Chiche ! La chancelière allemande Angela Merkel, qui compte bien
profiter de sa présidence de l'UE début 2007 et du changement
de Président en France pour ressusciter la Constitution a jugé que «la
voix des Dix-huit ne doit pas être sous-estimée»... Certes, mais
nous nous permettrons néanmoins ici de la nuancer.
Il
faut d'abord ne pas oublier que 68% des espagnols s'étaient abstenus, ce
qui en dit long sur leur soi-disant ferveur européenne. On peut
comprendre que les vingt-trois autres nations du continent européen
ne puissent s'en contenter au regard de l'extraordinaire enjeu, pas
plus d'ailleurs que des 109.494 électeurs du grand Duché luxembourgeois
qui ont voté "oui", aussi respectables soient-ils. Pour les seize
autres, les ratifications ont prudemment emprunté la
voix parlementaire plutôt que le référendum, c'est à dire le vote
verrouillé de majorités tenues par les consignes de vote des grands
partis plutôt que l'expression du suffrage universel direct.
La
démocratie représentative est certes le "moins mauvais" des systèmes
politiques mais elle a tout de même ses limites. S'agissant non
pas d'une simple réforme législative ou de l'adoption d'un projet de loi
de finances mais bien d'une "Constitution", on ne peut considérer
sérieusement que la légitimité de la ratification parlementaire du
Traité qui l'instaure ait la même force qu'une ratification
populaire. Surtout, il est douteux qu'aucun des parlements ayant ratifié
en ait reçu le moindre mandat de la part de leur peuple, la ratification
de la constitution européenne n'ayant pu figurer dans leurs programmes
électoraux.
Le mandat de 2007
A
cet égard il en sera différent en France avec la majorité qui sortira
des urnes en 2007. Si Ségolène Royal ménage actuellement le "non" de
gauche en ne disant pas qu'elle recyclera la constitution européenne
(elle ne dit pas non plus le contraire), on peut lui faire confiance à
elle et sa future majorité de gauche plurielle, qui ont dit "oui" à
toutes les étapes supplémentaires dans l'intégration européenne, pour
régler l'affaire en passant par le Parlement et montrer au reste de
l'Europe, que la France socialiste est plus européenne que la France
chiraquienne.
Le
patron de l'UMP Nicolas Sarkozy a quant à lui été plus clair sur ses
intentions de faire ratifier par le Parlement les parties I et II du
Traité c'est à dire le volet constitutionnel proprement dit. Comme
Ségolène Royal, il joint sa voix aux pourfendeurs de la politique de
l'euro fort menée depuis toujours par la Banque Centrale de Francfort
dont la Constitution renforce justement les pouvoirs, l'indépendance et
l'objectif déflationniste. Les Français qui voteront pour l'un ou
l'autre le feront donc en connaissance de cause. De même que pour les
députés qu'ils éliront ensuite à l'Assemblée nationale, eux qui auront
la délicate mission de défaire leur Non.
Despotisme éclairé
Toutes ces offensives contre le vote populaire du 29 mai sont évidemment
à mettre en perspective de la méthode intégrationniste depuis l'origine,
qui obéit à un principe hégémonique (la légitimité vient d'en haut)

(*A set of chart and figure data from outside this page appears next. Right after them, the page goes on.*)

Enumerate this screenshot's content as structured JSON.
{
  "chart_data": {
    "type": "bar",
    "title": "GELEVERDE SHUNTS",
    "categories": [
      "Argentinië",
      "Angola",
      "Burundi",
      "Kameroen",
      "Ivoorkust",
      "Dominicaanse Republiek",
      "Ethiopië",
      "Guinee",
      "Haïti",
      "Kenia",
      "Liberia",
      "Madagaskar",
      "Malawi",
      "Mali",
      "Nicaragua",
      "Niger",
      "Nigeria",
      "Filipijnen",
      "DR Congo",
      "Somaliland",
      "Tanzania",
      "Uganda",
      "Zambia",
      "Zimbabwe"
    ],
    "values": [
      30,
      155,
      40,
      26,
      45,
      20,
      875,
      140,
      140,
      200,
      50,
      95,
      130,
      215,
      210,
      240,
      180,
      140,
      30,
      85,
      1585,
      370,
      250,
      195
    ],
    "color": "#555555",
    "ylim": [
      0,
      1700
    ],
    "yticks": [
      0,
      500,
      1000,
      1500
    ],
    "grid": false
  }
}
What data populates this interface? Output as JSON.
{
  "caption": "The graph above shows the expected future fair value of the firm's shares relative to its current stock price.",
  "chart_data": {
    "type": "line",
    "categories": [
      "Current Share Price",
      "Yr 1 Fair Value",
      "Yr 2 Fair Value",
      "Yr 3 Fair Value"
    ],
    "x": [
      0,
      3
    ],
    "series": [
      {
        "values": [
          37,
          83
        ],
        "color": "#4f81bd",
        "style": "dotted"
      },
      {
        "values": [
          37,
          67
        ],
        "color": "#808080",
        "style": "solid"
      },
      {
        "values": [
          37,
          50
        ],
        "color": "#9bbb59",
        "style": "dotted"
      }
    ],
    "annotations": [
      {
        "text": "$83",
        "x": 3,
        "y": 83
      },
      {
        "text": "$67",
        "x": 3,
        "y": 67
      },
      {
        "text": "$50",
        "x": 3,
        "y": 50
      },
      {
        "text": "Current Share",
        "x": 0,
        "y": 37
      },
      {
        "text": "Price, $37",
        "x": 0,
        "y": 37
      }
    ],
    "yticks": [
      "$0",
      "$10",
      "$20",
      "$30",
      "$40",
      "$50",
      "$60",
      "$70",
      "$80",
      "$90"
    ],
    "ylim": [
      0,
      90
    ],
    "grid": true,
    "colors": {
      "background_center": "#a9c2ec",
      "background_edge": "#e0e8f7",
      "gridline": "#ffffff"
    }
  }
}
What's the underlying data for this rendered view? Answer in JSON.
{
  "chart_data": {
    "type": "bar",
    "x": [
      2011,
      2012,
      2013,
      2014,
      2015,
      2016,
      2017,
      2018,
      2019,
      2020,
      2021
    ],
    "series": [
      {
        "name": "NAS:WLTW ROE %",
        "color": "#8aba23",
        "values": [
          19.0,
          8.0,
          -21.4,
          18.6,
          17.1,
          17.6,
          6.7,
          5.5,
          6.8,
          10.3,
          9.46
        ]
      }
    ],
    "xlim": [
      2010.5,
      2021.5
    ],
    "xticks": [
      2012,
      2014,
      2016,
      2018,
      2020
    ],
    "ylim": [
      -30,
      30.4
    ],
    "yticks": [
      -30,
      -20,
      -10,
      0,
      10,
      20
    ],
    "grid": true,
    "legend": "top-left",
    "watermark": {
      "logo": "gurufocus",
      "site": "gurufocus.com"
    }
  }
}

et non démocratique (la légitimité vient d'en bas). Ce qu'expliqua fort
bien M. Tommaso Padoa-Schioppa, patron d'un important think-tank
européiste qui milite ardemment pour le recyclage du Traité
constitutionnel et actuel Ministre italien de l'Économie et des
Finances.
Alors qu'il préparait l'avènement de l'euro comme directeur des
relations internationales de la BCE, il entreprit une "opération-vérité"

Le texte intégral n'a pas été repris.